Ils restent debout dans la rue, près de la librairie d’ancien. Ils se dévisagent. Le corsaire porte la main à son chapeau en faisant mine de poursuivre son chemin. Soudain, Lolita découvre qu’elle ne souhaite pas qu’il s’en aille. Du moins, pas encore. Elle souhaite prolonger cette étrange sensation. L’inhabituel picotement de crainte ou de méfiance qui excite doucement sa curiosité.

— Pourriez-vous m’accompagner, capitaine ?… Je dois prendre des paquets. Des livres, justement.

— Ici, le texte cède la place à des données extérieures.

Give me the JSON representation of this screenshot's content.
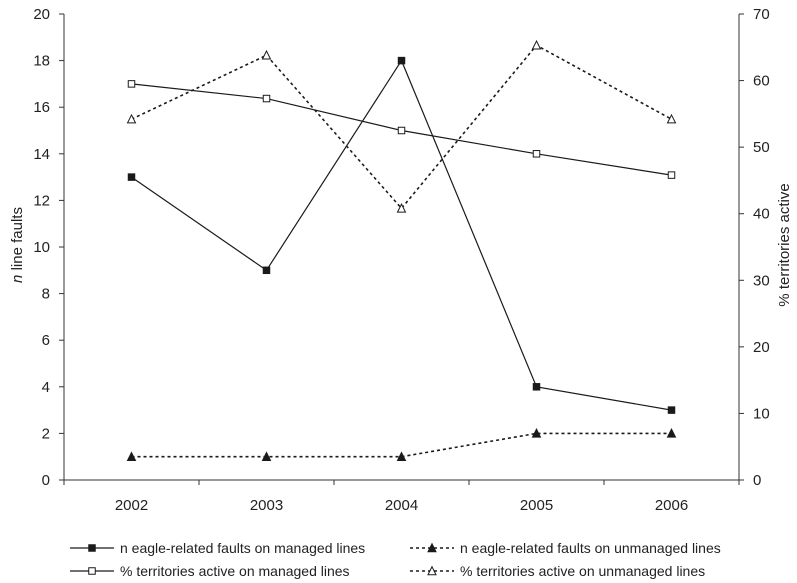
{
  "chart_data": {
    "type": "line",
    "title": "",
    "x": [
      "2002",
      "2003",
      "2004",
      "2005",
      "2006"
    ],
    "y_left": {
      "label_italic": "n",
      "label_rest": " line faults",
      "min": 0,
      "max": 20,
      "step": 2,
      "ticks": [
        "0",
        "2",
        "4",
        "6",
        "8",
        "10",
        "12",
        "14",
        "16",
        "18",
        "20"
      ]
    },
    "y_right": {
      "label": "% territories active",
      "min": 0,
      "max": 70,
      "step": 10,
      "ticks": [
        "0",
        "10",
        "20",
        "30",
        "40",
        "50",
        "60",
        "70"
      ]
    },
    "series": [
      {
        "name": "n eagle-related faults on managed lines",
        "axis": "left",
        "marker": "filled-square",
        "dash": "solid",
        "values": [
          13,
          9,
          18,
          4,
          3
        ]
      },
      {
        "name": "n eagle-related faults on unmanaged lines",
        "axis": "left",
        "marker": "filled-triangle",
        "dash": "dotted",
        "values": [
          1,
          1,
          1,
          2,
          2
        ]
      },
      {
        "name": "% territories active on managed lines",
        "axis": "right",
        "marker": "open-square",
        "dash": "solid",
        "values": [
          59.5,
          57.3,
          52.5,
          49,
          45.8
        ]
      },
      {
        "name": "% territories active on unmanaged lines",
        "axis": "right",
        "marker": "open-triangle",
        "dash": "dotted",
        "values": [
          54.2,
          63.8,
          40.8,
          65.3,
          54.2
        ]
      }
    ],
    "grid": false,
    "legend_position": "bottom",
    "colors": {
      "line": "#1a1a1a",
      "axis": "#333333",
      "text": "#222222"
    }
  }
}
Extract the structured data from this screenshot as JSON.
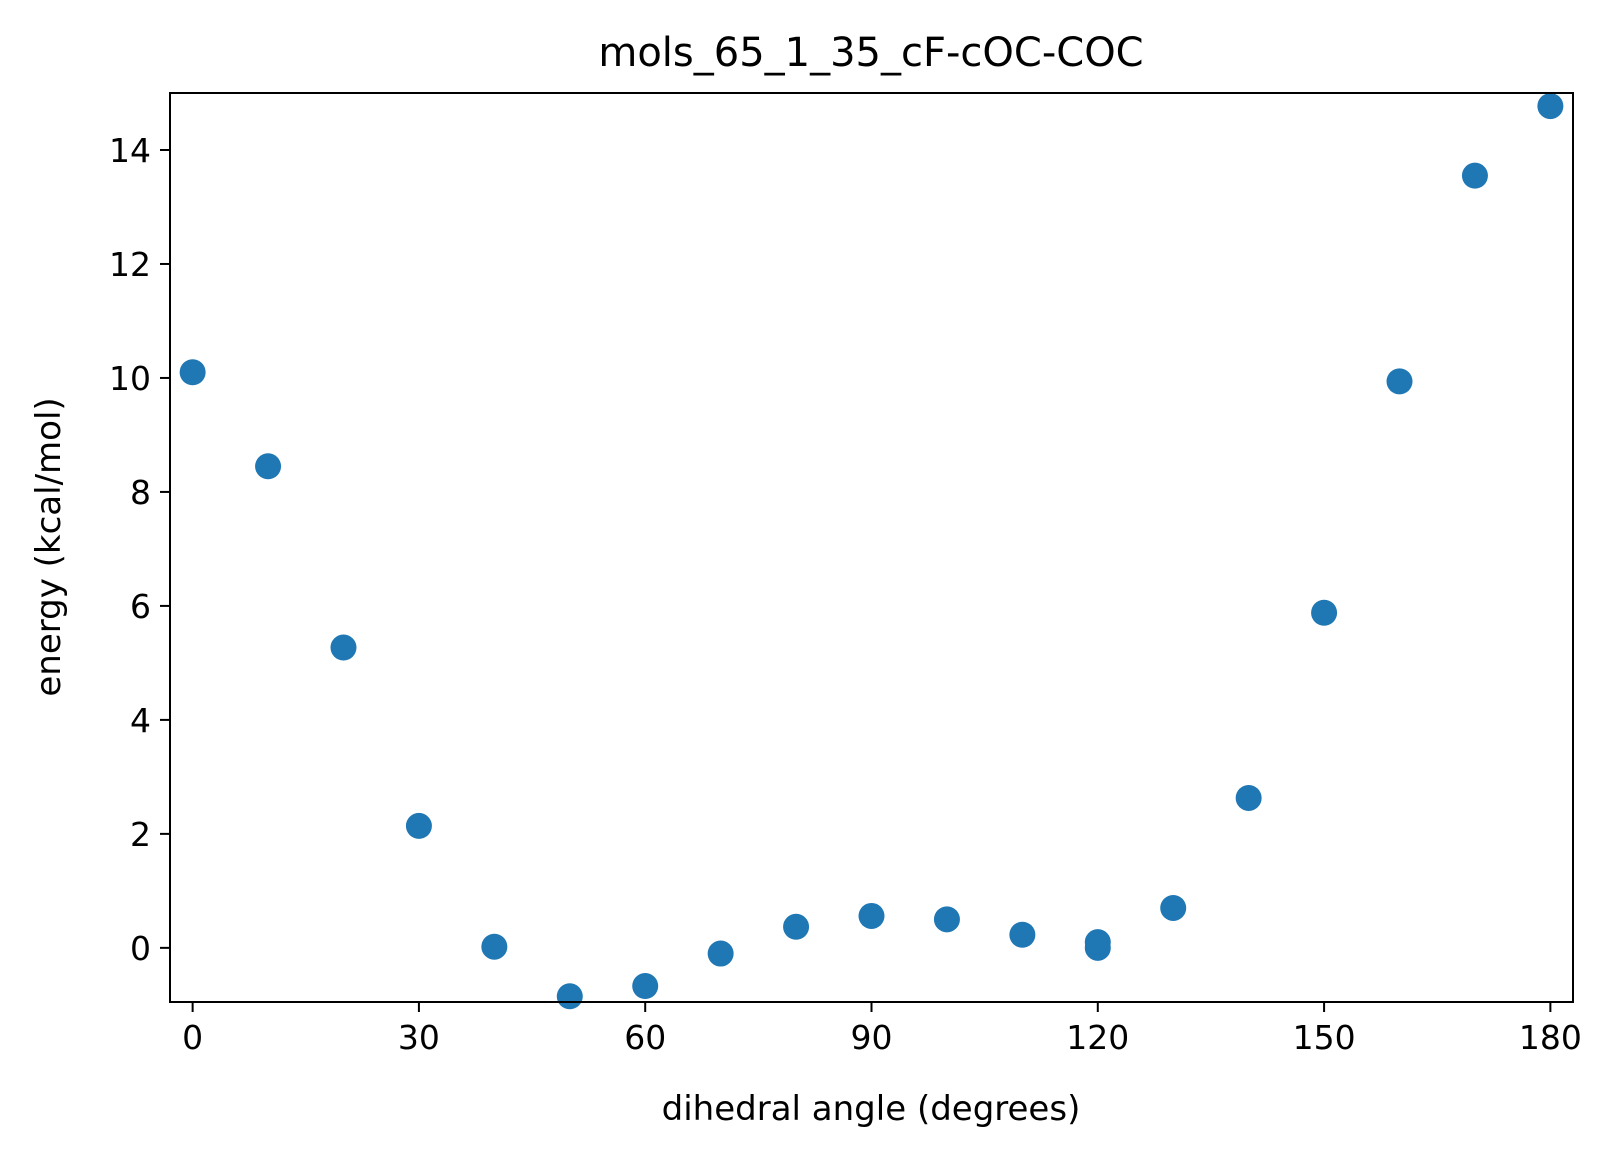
{
  "chart_data": {
    "type": "scatter",
    "title": "mols_65_1_35_cF-cOC-COC",
    "xlabel": "dihedral angle (degrees)",
    "ylabel": "energy (kcal/mol)",
    "xlim": [
      -3,
      183
    ],
    "ylim": [
      -0.95,
      15
    ],
    "xticks": [
      0,
      30,
      60,
      90,
      120,
      150,
      180
    ],
    "yticks": [
      0,
      2,
      4,
      6,
      8,
      10,
      12,
      14
    ],
    "marker_color": "#1f77b4",
    "grid": false,
    "series": [
      {
        "name": "energy",
        "points": [
          {
            "x": 0,
            "y": 10.1
          },
          {
            "x": 10,
            "y": 8.45
          },
          {
            "x": 20,
            "y": 5.27
          },
          {
            "x": 30,
            "y": 2.14
          },
          {
            "x": 40,
            "y": 0.02
          },
          {
            "x": 50,
            "y": -0.85
          },
          {
            "x": 60,
            "y": -0.67
          },
          {
            "x": 70,
            "y": -0.1
          },
          {
            "x": 80,
            "y": 0.37
          },
          {
            "x": 90,
            "y": 0.56
          },
          {
            "x": 100,
            "y": 0.5
          },
          {
            "x": 110,
            "y": 0.23
          },
          {
            "x": 120,
            "y": 0.0
          },
          {
            "x": 120,
            "y": 0.1
          },
          {
            "x": 130,
            "y": 0.7
          },
          {
            "x": 140,
            "y": 2.63
          },
          {
            "x": 150,
            "y": 5.88
          },
          {
            "x": 160,
            "y": 9.94
          },
          {
            "x": 170,
            "y": 13.55
          },
          {
            "x": 180,
            "y": 14.77
          }
        ]
      }
    ]
  }
}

Elle a dit cela avec un aplomb dont elle est la première surprise. Sereine, ou du moins est-ce l’impression qu’elle espère donner. Mais une légère pulsation s’intensifie dans ses poignets. Tump. Tump. Tump. L’homme l’observe un instant, un peu déconcerté, puis sourit de nouveau. Un sourire subit, franc. Ou qui semble l’être. Lolita s’arrête sur la ligne anguleuse et ferme de la mâchoire, où la barbe noire, bien que rasée ce matin très tôt, commence déjà à repousser. Les pattes basses, à la mode, qui arrivent jusqu’au milieu des joues, sont châtain sombre et fournies. Pepe Lobo n’est en rien un homme raffiné. Pas le genre capitaine Virués ou fils de bonne famille habitué des cafés gaditans et des promenades sur l’Alameda. Rien à voir. Il y a quelque chose en lui de fruste, accentué par l’insolite clarté des yeux félins. Quelque chose de type élémentaire, ou peut-être dangereux. Dos large, mains fortes, présence solide. Un homme, en somme. Qui : dangereux est le mot. Il n’est pas difficile de l’imaginer, les cheveux emmêlés, en manches de chemise, souillé de sueur et de sel. Hurlant des ordres et proférant des jurons dans la fumée des coups de canon et le vent qui siffle dans le gréement, sur le pont du cotre qui est son gagne-pain. Pas difficile non plus de l’imaginer froissant des draps sous le corps d’une femme.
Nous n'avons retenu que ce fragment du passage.